The so-called president Trump
In spite of a lofty aura bestowed by a deep ruling system, even classical American politicians have by no means been so spotless as they have been pretending.
Beneath their imposing, disarming political rhetoric padded out with pejorative words, there are undertones of superiority, hubris, and authority: democracy, only its American type; color, the American society; race, all the same to a typically American mind, etc.
And this is exactly where a nuanced paradox sneaks in.
Unlike previous American presidents who each in a peerless way spoke and implied two ends of a continuum simultaneously, the upstart realtor-turned-president Donald Trump is hardwired with a one-track-mind, speaking his inmost Jungian sub-conscious straight and acting accordingly.
From cranky, lewd catcalls to his most recent disparagingly racist executive orders, the erratic, impossible personality has cast a shroud of skepticism virtually on the whole fabric of the American society and the principles it has been standing for.
Months of campaign’s canvassing operation had already given the world a nasty taste of this Trumpian personality, not even bearable as a cartoon character who may get to the audience in the blink of an eye.

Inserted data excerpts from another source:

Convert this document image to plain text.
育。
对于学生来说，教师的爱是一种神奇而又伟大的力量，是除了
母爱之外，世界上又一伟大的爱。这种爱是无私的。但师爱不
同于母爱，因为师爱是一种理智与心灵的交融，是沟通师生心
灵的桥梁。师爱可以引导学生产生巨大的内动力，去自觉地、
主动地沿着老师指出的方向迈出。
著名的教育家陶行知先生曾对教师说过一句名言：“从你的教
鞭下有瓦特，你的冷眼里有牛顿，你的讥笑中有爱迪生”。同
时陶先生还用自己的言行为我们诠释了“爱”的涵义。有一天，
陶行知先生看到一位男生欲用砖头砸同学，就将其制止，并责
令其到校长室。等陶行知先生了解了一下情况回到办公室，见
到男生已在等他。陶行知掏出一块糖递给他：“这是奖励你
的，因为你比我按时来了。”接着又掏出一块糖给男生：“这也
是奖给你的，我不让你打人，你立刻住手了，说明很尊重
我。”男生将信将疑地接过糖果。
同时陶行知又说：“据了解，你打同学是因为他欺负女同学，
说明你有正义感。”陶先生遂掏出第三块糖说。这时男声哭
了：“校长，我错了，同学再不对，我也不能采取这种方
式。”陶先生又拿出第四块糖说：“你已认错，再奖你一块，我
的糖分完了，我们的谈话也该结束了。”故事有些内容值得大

Trump made “Make America Great Again” a key element of his stump speeches, and he is delivering his promises now but in a Trumpian way.
He could simply make America great by expanding opportunity for the American society, embracing diversity and disregarding discrimination in a country of enormous diversity.
Neither construction of walls nor travel bans will contribute to a greater America.
Greatness is a concept which forms and is nurtured in inclusive, beautiful minds which abominate prejudice and dual standards in their entirety, from which Trump and his doppelgangers are miles way.
America is no longer the beacon of democracy, and under Trump, a black-clad Statue of Liberty will make more sense to the world.